Die Veröffentlichungen vieler neuer Platten wurden im Zuge der Pandemie verschoben. Dein aktuelles Album »The Human Demands« erschien regulär. Warum?

Amy Macdonald: Manche Leute denken, es wäre besser gewesen zu warten. Normalerweise geht man mit einem neuen Album auf Tour, spielt vor Publikum und promotet. Das ist derzeit nicht möglich. Trotzdem hatte ich das Gefühl, diese Platte rausbringen zu müssen. Über die sozialen Medien stehe ich viel in Kontakt mit anderen Bands. Allesamt Leute, mit denen ich das Gefühl teile, wie wundervoll es ist, neue Songs zu haben, auf die man sich freuen kann. Musik kann hilfreich sein, besser durch diese Zeit zu kommen. Unterm Strich gibt es nie den perfekten Moment für ein neues Album. Aber klar: 2020 war definitiv keine gute Zeit, um irgendetwas zu tun.

Du hast ein Live-Konzert gestreamt, für das man Tickets kaufen konnte. Der Erlös ging an die Kampagne #WeMakeEvents. Eine Unterstützung für die Veranstaltungsbranche?

Amy Macdonald: Genau, aber hier geht es weniger um Künstler, als die Menschen im Hintergrund. Berufsgruppen, über die viel weniger gesprochen wird. Licht- und Tontechniker, Roadies und alle, die momentan gern vergessen werden. Wenn das irgendwann vorbei ist, diese Menschen aber nicht mehr da sind, wird es keine Live-Konzerte geben.
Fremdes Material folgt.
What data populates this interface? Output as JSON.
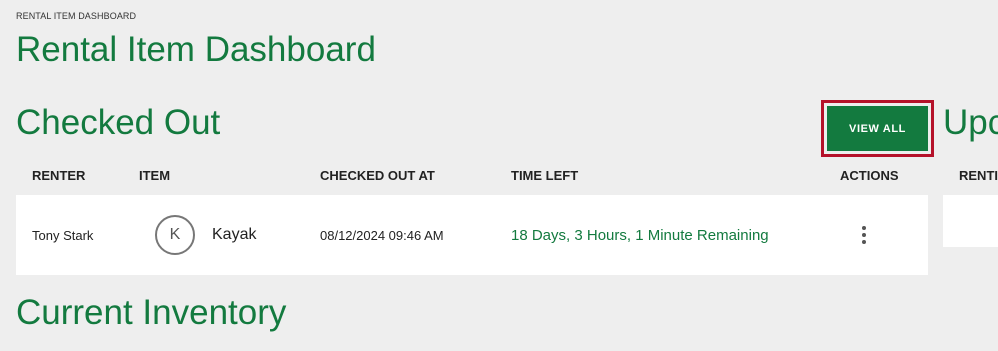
{
  "breadcrumb": "RENTAL ITEM DASHBOARD",
  "page_title": "Rental Item Dashboard",
  "checked_out": {
    "title": "Checked Out",
    "view_all_label": "VIEW ALL",
    "columns": {
      "renter": "RENTER",
      "item": "ITEM",
      "checked_out_at": "CHECKED OUT AT",
      "time_left": "TIME LEFT",
      "actions": "ACTIONS"
    },
    "rows": [
      {
        "renter": "Tony Stark",
        "item_initial": "K",
        "item": "Kayak",
        "checked_out_at": "08/12/2024 09:46 AM",
        "time_left": "18 Days, 3 Hours, 1 Minute Remaining",
        "actions_icon": "kebab-menu-icon"
      }
    ]
  },
  "upcoming": {
    "title": "Upc",
    "columns": {
      "renter": "RENTI"
    }
  },
  "inventory": {
    "title": "Current Inventory"
  },
  "colors": {
    "accent": "#137a3f",
    "highlight_border": "#b5122a",
    "background": "#eeeeee"
  }
}
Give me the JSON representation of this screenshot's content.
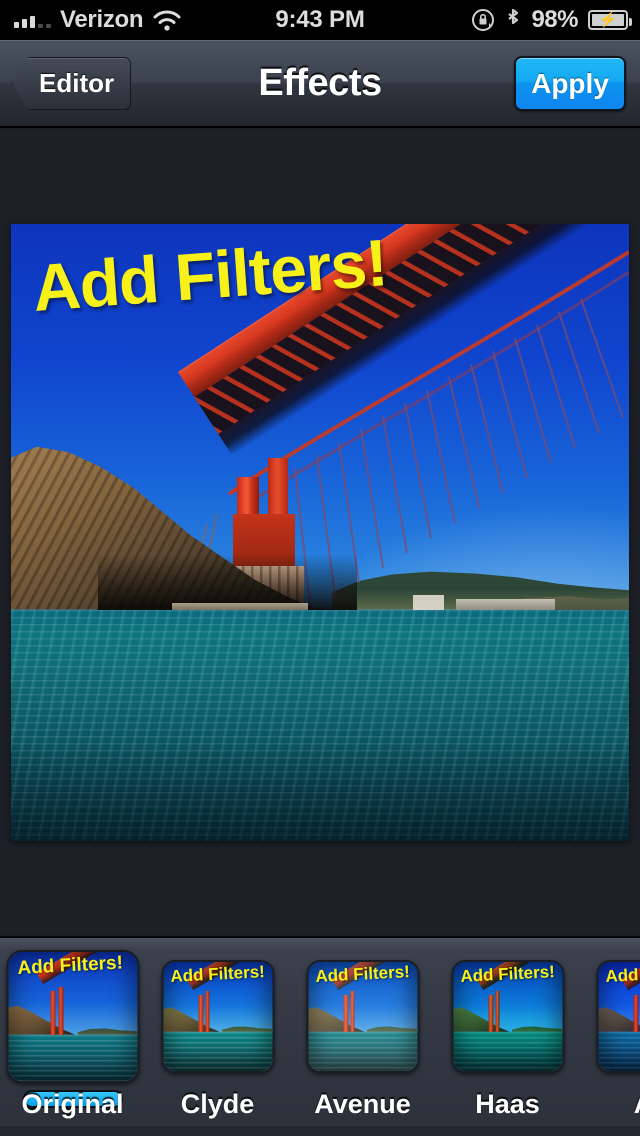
{
  "status_bar": {
    "carrier": "Verizon",
    "wifi_icon": "wifi-icon",
    "time": "9:43 PM",
    "rotation_lock_icon": "rotation-lock-icon",
    "bluetooth_icon": "bluetooth-icon",
    "battery_percent": "98%",
    "battery_state_icon": "battery-charging-icon"
  },
  "nav_bar": {
    "back_label": "Editor",
    "title": "Effects",
    "apply_label": "Apply"
  },
  "photo": {
    "caption": "Add Filters!",
    "caption_color": "#F7F119",
    "subject": "golden-gate-bridge"
  },
  "filter_strip": {
    "selected": "Original",
    "items": [
      {
        "name": "Original",
        "caption": "Add Filters!",
        "selected": true,
        "tint_class": ""
      },
      {
        "name": "Clyde",
        "caption": "Add Filters!",
        "selected": false,
        "tint_class": "t-clyde"
      },
      {
        "name": "Avenue",
        "caption": "Add Filters!",
        "selected": false,
        "tint_class": "t-avenue"
      },
      {
        "name": "Haas",
        "caption": "Add Filters!",
        "selected": false,
        "tint_class": "t-haas"
      },
      {
        "name": "Ari",
        "caption": "Add Fil",
        "selected": false,
        "tint_class": "t-ari"
      }
    ]
  },
  "colors": {
    "accent_blue": "#13A9F2",
    "navbar_dark": "#3C424F",
    "canvas_bg": "#1D2027",
    "caption_yellow": "#F7F119"
  }
}
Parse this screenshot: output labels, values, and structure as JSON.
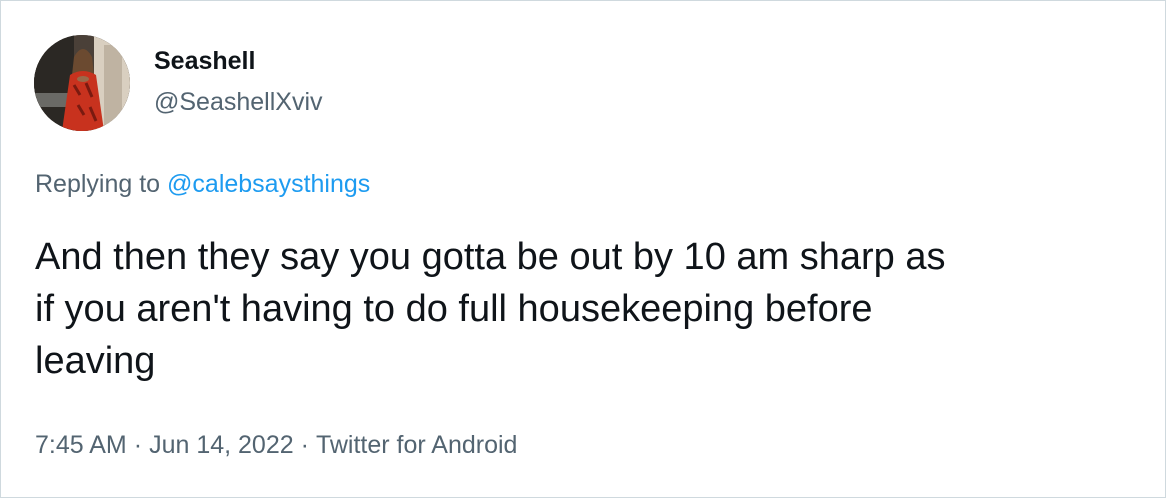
{
  "author": {
    "display_name": "Seashell",
    "handle": "@SeashellXviv",
    "avatar_icon": "profile-photo"
  },
  "reply": {
    "prefix": "Replying to ",
    "mention": "@calebsaysthings"
  },
  "tweet": {
    "text": "And then they say you gotta be out by 10 am sharp as\nif you aren't having to do full housekeeping before\nleaving"
  },
  "meta": {
    "time": "7:45 AM",
    "separator": "·",
    "date": "Jun 14, 2022",
    "source": "Twitter for Android"
  },
  "colors": {
    "text_primary": "#0f1419",
    "text_secondary": "#536471",
    "link": "#1d9bf0",
    "border": "#cfd9de"
  }
}
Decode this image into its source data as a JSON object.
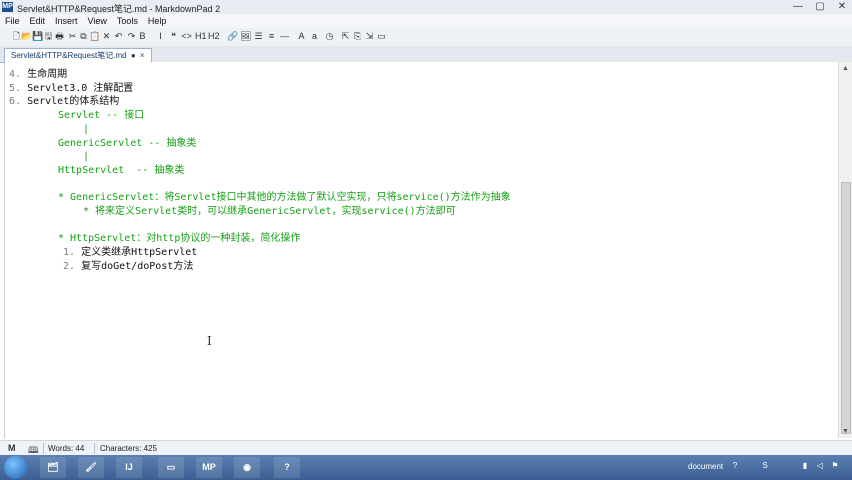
{
  "window": {
    "title": "Servlet&HTTP&Request笔记.md - MarkdownPad 2",
    "app_icon": "MP",
    "buttons": [
      "minimize-icon",
      "maximize-icon",
      "close-icon"
    ]
  },
  "menu": [
    "File",
    "Edit",
    "Insert",
    "View",
    "Tools",
    "Help"
  ],
  "toolbar": {
    "icons": [
      {
        "name": "new-file-icon",
        "glyph": "🗋"
      },
      {
        "name": "open-folder-icon",
        "glyph": "📂"
      },
      {
        "name": "save-icon",
        "glyph": "💾"
      },
      {
        "name": "save-all-icon",
        "glyph": "🖫"
      },
      {
        "name": "print-icon",
        "glyph": "🖶"
      },
      {
        "name": "cut-icon",
        "glyph": "✂"
      },
      {
        "name": "copy-icon",
        "glyph": "⧉"
      },
      {
        "name": "paste-icon",
        "glyph": "📋"
      },
      {
        "name": "delete-icon",
        "glyph": "✕"
      },
      {
        "name": "undo-icon",
        "glyph": "↶"
      },
      {
        "name": "redo-icon",
        "glyph": "↷"
      },
      {
        "name": "bold-icon",
        "glyph": "B"
      },
      {
        "name": "italic-icon",
        "glyph": "I"
      },
      {
        "name": "quote-icon",
        "glyph": "❝"
      },
      {
        "name": "code-icon",
        "glyph": "<>"
      },
      {
        "name": "heading1-icon",
        "glyph": "H1"
      },
      {
        "name": "heading2-icon",
        "glyph": "H2"
      },
      {
        "name": "link-icon",
        "glyph": "🔗"
      },
      {
        "name": "image-icon",
        "glyph": "🖼"
      },
      {
        "name": "bullet-list-icon",
        "glyph": "☰"
      },
      {
        "name": "numbered-list-icon",
        "glyph": "≡"
      },
      {
        "name": "horizontal-rule-icon",
        "glyph": "—"
      },
      {
        "name": "uppercase-icon",
        "glyph": "A"
      },
      {
        "name": "lowercase-icon",
        "glyph": "a"
      },
      {
        "name": "timestamp-icon",
        "glyph": "◷"
      },
      {
        "name": "preview-toggle-icon",
        "glyph": "⇱"
      },
      {
        "name": "live-preview-icon",
        "glyph": "⎘"
      },
      {
        "name": "export-icon",
        "glyph": "⇲"
      },
      {
        "name": "options-icon",
        "glyph": "▭"
      }
    ]
  },
  "tab": {
    "label": "Servlet&HTTP&Request笔记.md",
    "modified_marker": "●",
    "close": "×"
  },
  "editor": {
    "lines": [
      {
        "num": "4.",
        "text": "生命周期",
        "color": "dark",
        "indent": 0
      },
      {
        "num": "5.",
        "text": "Servlet3.0 注解配置",
        "color": "dark",
        "indent": 0
      },
      {
        "num": "6.",
        "text": "Servlet的体系结构",
        "color": "dark",
        "indent": 0
      },
      {
        "num": "",
        "text": "Servlet -- 接口",
        "color": "green",
        "indent": 1
      },
      {
        "num": "",
        "text": "|",
        "color": "green",
        "indent": 2
      },
      {
        "num": "",
        "text": "GenericServlet -- 抽象类",
        "color": "green",
        "indent": 1
      },
      {
        "num": "",
        "text": "|",
        "color": "green",
        "indent": 2
      },
      {
        "num": "",
        "text": "HttpServlet  -- 抽象类",
        "color": "green",
        "indent": 1
      },
      {
        "num": "",
        "text": "",
        "color": "green",
        "indent": 1
      },
      {
        "num": "",
        "text": "* GenericServlet：将Servlet接口中其他的方法做了默认空实现，只将service()方法作为抽象",
        "color": "green",
        "indent": 1
      },
      {
        "num": "",
        "text": "* 将来定义Servlet类时，可以继承GenericServlet，实现service()方法即可",
        "color": "green",
        "indent": 3
      },
      {
        "num": "",
        "text": "",
        "color": "green",
        "indent": 1
      },
      {
        "num": "",
        "text": "* HttpServlet：对http协议的一种封装，简化操作",
        "color": "green",
        "indent": 1
      },
      {
        "num": "1.",
        "text": "定义类继承HttpServlet",
        "color": "dark",
        "indent": 3
      },
      {
        "num": "2.",
        "text": "复写doGet/doPost方法",
        "color": "dark",
        "indent": 3
      }
    ]
  },
  "status": {
    "mode_icon": "M",
    "words_label": "Words: 44",
    "chars_label": "Characters: 425"
  },
  "taskbar": {
    "apps": [
      {
        "name": "taskbar-folder-icon",
        "glyph": "🗂"
      },
      {
        "name": "taskbar-brush-icon",
        "glyph": "🖌"
      },
      {
        "name": "taskbar-intellij-icon",
        "glyph": "IJ"
      },
      {
        "name": "taskbar-window-icon",
        "glyph": "▭"
      },
      {
        "name": "taskbar-explorer-icon",
        "glyph": "📁"
      },
      {
        "name": "taskbar-markdownpad-icon",
        "glyph": "MP"
      },
      {
        "name": "taskbar-chrome-icon",
        "glyph": "◉"
      },
      {
        "name": "taskbar-help-icon",
        "glyph": "?"
      }
    ],
    "tray_text": "document"
  }
}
Ohne sie geht es nicht. Da müssen wir helfen.

Deinen ersten Plattenvertrag hast du mit 18 Jahren unterschrieben. Musstest du zu Beginn deiner Karriere Ratschläge abwehren, wie eine Frau im Musikbusiness zu sein hat?

Amy Macdonald: Das kam schon vor und es war relativ schwierig dagegen anzukämpfen. Ich war ein Teenager aus Schottland und stand plötzlich im Scheinwerferlicht einer Plattenfirma in London. Ein vollkommen neues Umfeld. Da gab es Zeiten, in denen ich mich unwohl fühlte und Erwartungen nicht erfüllte. Ich habe aber relativ schnell gelernt, mich zu melden, wenn mir etwas nicht passt. Ist man offen und ehrlich, wird das auch respektiert.

Was ist deine Philosophie in puncto Musik?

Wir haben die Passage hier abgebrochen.